Конечно, многое из написанного в этой книге пока только теория, но она важна для практики. В основе книги богатейший опыт авторов, полученный в результате работы в десятках проектов – от кино до развития территорий, от театра и цирка до космоса и информационных технологий.
Здесь они предлагают новые конструкции, которые где-то заменяют, а где-то очень грамотно дополняют старые модели. С авторами можно спорить, с чем-то можно не соглашаться, но это точно заслуживает того, чтобы быть прочитанным. Простой и понятный стиль повествования, а скорее – диалога с читателем, прекрасно сочетается с большим количеством новых терминов и смыслов. Повторюсь, многое может быть спорно, но не это главное. Просто мы должны видеть, осмысливать происходящее, искать новые точки зрения, выбирать подходящую оптику, чтобы смотреть на окружающее нас иначе.
Мир меняется, и мы уже точно не останемся прежними в наших планах и надеждах, в наших мечтах.
СОФЬЯ ТРОЦЕНКООснователь Центра современного искусства Винзавод, Директор Школы дизайна РАНХиГС
Введение
Как создается новое? Мы не в первый раз задаёмся этим вопросом. Можно сказать, что вопрос этот стал главным предметом наших теоретических и практических исследований последних месяцев. Время стремительно сжимается, и нарастающая плотность информационного потока выталкивает на поверхность новые концепции, теории, смысловые конструкции, которые настолько очевидны, что их уже нельзя не замечать. Мы снова и снова ощущаем себя в роли того мальчика, который увидел голого короля и не смог промолчать.
Мир меняется. Все говорят об этом, кто восхищенно, кто прозаично. Но наша книга не об этом. Мир меняется! Это значит, что теоретические конструкции рушатся, модели рассыпаются, методологии теряют смысл.

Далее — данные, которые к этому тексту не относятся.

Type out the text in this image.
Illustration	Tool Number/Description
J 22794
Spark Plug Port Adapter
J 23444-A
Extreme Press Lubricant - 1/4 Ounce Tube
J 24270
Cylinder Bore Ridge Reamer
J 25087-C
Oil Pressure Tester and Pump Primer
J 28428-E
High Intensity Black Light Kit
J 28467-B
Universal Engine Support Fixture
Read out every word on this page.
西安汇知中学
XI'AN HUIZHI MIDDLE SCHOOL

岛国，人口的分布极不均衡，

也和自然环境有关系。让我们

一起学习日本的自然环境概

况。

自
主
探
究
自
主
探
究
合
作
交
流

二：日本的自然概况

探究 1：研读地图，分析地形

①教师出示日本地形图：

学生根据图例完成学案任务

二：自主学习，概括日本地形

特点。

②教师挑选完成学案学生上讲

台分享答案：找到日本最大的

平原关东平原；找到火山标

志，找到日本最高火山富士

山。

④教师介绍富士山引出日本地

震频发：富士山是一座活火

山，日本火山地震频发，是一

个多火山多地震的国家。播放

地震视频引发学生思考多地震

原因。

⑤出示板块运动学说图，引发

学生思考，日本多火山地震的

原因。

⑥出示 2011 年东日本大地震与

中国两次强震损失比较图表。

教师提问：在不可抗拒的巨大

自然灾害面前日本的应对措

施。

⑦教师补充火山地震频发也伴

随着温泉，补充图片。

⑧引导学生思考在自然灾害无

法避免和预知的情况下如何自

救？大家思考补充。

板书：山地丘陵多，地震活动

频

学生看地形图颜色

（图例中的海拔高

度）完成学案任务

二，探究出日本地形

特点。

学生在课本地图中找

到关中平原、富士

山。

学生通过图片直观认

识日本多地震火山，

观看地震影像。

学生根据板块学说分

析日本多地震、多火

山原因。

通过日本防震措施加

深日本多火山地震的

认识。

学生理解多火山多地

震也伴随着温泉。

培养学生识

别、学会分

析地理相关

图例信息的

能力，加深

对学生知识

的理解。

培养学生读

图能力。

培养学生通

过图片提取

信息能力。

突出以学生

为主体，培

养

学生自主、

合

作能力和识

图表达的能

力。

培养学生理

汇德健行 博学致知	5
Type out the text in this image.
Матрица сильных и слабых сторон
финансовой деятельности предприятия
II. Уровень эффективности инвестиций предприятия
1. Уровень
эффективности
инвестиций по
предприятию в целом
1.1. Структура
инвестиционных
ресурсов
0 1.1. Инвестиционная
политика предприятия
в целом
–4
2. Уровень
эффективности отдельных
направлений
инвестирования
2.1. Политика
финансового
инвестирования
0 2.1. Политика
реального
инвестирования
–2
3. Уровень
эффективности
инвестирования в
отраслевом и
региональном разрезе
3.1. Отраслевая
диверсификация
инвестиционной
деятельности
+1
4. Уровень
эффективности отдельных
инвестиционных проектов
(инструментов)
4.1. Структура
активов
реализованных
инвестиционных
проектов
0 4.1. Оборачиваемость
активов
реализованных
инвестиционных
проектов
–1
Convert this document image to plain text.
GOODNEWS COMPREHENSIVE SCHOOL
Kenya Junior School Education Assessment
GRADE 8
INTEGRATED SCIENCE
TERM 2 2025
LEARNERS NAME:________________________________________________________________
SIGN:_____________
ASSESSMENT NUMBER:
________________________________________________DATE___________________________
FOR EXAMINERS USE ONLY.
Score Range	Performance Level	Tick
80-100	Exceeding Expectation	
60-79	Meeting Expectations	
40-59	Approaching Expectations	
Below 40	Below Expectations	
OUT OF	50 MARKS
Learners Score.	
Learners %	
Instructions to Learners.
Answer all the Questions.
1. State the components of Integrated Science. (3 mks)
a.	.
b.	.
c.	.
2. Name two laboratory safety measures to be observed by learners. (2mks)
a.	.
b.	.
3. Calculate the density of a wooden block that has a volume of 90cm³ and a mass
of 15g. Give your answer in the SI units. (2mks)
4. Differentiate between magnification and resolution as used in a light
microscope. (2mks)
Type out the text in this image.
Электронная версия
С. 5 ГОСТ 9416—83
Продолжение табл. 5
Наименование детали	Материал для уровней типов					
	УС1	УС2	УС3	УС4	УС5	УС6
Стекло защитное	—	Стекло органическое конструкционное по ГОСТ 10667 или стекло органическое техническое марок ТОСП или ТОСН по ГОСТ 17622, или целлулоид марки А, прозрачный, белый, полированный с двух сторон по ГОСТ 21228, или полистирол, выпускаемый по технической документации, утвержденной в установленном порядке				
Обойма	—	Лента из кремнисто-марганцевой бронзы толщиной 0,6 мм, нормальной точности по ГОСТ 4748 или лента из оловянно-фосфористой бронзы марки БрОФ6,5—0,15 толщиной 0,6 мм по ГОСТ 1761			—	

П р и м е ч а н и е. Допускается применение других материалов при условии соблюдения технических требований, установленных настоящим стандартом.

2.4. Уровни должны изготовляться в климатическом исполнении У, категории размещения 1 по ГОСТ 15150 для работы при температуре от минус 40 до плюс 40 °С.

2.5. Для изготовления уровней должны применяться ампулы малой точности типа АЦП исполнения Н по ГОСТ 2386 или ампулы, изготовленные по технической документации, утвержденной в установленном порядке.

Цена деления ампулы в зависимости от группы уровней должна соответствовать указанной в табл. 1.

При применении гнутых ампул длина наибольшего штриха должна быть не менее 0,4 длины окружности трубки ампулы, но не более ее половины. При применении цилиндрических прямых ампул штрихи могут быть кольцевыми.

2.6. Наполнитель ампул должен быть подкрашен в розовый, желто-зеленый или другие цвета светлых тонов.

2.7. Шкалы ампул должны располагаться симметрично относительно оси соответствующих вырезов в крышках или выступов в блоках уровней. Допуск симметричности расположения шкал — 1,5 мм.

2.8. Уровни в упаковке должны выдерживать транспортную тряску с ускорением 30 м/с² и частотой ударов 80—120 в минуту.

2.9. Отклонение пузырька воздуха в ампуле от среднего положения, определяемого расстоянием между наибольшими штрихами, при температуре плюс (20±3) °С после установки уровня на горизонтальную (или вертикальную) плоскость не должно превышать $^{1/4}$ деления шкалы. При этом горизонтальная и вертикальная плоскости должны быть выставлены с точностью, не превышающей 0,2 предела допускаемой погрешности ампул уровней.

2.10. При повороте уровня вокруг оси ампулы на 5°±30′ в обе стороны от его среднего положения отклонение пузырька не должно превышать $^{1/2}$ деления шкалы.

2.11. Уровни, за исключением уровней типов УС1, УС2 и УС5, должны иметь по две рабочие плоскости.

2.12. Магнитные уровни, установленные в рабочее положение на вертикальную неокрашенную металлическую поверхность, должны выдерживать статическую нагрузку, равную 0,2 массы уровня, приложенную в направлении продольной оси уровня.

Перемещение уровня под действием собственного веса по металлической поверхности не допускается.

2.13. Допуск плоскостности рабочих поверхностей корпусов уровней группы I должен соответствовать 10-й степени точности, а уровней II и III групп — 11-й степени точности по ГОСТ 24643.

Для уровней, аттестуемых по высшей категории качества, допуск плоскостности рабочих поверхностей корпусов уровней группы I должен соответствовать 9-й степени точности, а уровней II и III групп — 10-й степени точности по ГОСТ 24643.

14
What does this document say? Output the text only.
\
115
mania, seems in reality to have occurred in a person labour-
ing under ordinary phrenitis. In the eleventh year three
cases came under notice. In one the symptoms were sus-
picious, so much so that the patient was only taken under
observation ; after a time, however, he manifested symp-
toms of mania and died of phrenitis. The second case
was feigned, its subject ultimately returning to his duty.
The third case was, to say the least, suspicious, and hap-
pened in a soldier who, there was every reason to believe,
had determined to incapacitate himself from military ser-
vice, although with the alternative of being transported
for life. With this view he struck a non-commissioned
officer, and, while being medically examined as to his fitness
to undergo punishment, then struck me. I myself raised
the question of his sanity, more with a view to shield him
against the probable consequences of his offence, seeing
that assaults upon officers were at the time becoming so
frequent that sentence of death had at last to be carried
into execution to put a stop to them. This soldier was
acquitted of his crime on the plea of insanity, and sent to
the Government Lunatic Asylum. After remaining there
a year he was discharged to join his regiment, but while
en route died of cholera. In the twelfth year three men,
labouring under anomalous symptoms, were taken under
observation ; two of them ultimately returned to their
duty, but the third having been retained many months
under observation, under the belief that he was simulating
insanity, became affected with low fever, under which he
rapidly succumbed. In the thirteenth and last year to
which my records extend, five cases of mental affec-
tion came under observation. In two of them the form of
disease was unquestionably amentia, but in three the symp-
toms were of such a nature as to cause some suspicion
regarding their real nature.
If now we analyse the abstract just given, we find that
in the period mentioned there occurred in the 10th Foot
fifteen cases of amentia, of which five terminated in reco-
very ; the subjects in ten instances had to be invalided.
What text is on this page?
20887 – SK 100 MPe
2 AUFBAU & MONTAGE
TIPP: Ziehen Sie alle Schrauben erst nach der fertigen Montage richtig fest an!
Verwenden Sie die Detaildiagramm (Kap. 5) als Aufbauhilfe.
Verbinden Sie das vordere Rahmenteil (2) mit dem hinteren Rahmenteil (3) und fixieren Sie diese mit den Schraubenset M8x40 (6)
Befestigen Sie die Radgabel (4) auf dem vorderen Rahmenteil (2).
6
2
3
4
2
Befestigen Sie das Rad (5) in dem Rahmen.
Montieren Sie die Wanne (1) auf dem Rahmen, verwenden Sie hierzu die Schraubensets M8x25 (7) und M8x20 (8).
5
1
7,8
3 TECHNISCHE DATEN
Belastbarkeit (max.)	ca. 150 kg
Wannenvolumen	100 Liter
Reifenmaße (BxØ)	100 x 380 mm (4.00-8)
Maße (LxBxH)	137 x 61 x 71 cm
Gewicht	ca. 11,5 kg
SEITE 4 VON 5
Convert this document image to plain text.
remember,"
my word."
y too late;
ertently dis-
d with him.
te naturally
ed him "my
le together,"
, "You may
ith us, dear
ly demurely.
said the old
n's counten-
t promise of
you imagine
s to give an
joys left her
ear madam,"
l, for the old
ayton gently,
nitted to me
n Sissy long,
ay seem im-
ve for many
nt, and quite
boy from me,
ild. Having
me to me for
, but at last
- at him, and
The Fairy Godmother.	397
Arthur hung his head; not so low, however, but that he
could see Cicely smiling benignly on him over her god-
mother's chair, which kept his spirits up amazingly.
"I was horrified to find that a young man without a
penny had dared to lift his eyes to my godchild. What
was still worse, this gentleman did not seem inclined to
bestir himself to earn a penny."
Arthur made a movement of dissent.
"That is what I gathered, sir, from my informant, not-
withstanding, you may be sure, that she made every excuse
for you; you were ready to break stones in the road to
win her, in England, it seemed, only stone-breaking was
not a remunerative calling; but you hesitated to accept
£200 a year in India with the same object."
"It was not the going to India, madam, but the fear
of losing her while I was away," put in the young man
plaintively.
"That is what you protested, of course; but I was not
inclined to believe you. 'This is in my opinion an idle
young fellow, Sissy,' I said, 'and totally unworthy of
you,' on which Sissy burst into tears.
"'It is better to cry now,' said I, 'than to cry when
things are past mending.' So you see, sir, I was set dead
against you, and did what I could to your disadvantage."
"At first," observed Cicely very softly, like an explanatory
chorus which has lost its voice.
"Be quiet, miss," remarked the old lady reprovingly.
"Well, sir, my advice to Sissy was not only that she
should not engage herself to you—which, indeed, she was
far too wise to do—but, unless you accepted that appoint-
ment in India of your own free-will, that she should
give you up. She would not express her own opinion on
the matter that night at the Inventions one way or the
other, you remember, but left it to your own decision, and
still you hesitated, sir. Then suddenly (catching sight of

Мир меняется!!! Он меняется постоянно, но большинство из нас замечает это только тогда, когда происходит радикальное изменение привычных смысловых конструкций, онтологий, картин мира и других устойчивых образов, на которых построено наше субъективное мировосприятие. И тогда нам кажется, что мир рушится. Но мир меняется по своим законам независимо от того, каким мы его воспринимаем, хотя мы сами, чаще всего, и являемся субъектами этих изменений.
Сколько бы мы ни говорили об этом, мир все равно меняется. Вместе с ним должен меняться речевой аппарат, как самая используемая, самая архаичная, самая примитивная и самая устойчивая модель отражения окружающей действительности.
В связи с этим, должны обратить внимание читателя на то, что в этой работе мы проявляем некоторый радикализм в отношении привычного терминологического ряда. Мы идем на это сознательно, ибо многие привычно употребляемые слова потеряли всякий смысл, став междометиями для других таких же бессмысленных слов. Наш речевой аппарат потерял свою семантическую чистоту, уступив место терминологическому смешению из различных предметных областей, языков и культур. Мы не можем сказать, хорошо это или плохо, но мы констатируем, что современный русский язык – это не лучшая модель для терминологического описания какой-либо деятельности. Нет, он по-прежнему богат и могуч, в этом его сила, но в этом же и его слабость.
На русском языке можно описать все, что угодно – им впитано и переварено столько культур, что на несколько веков вперед хватит. Но, впитывая элементы словообразования из других языков, русский терял их этимологическую природу, их связность друг с другом. Вместе с этим ломалась целостность картины мировосприятия, заложенная в языках с древних времен. Потеряв множество своих исходных праславянских корней, русский язык впитал и гармонизировал греческие, латинские и тюркские заимствования. И теперь мы вынуждены постоянно выполнять реверсный семантический инжиниринг, дабы определить исходный смысл общеупотребимых терминов. И мы иногда приходим в ужас, когда понимаем, насколько искажен наш, казалось бы, привычный речевой аппарат.
Мы заранее просим прощения у тех, кто ревностно относится к общепринятым терминам и определениям. Мы подвергаем каждое из них сомнению и всячески стараемся переопределить. Мир меняется (впрочем, об этом мы уже говорили).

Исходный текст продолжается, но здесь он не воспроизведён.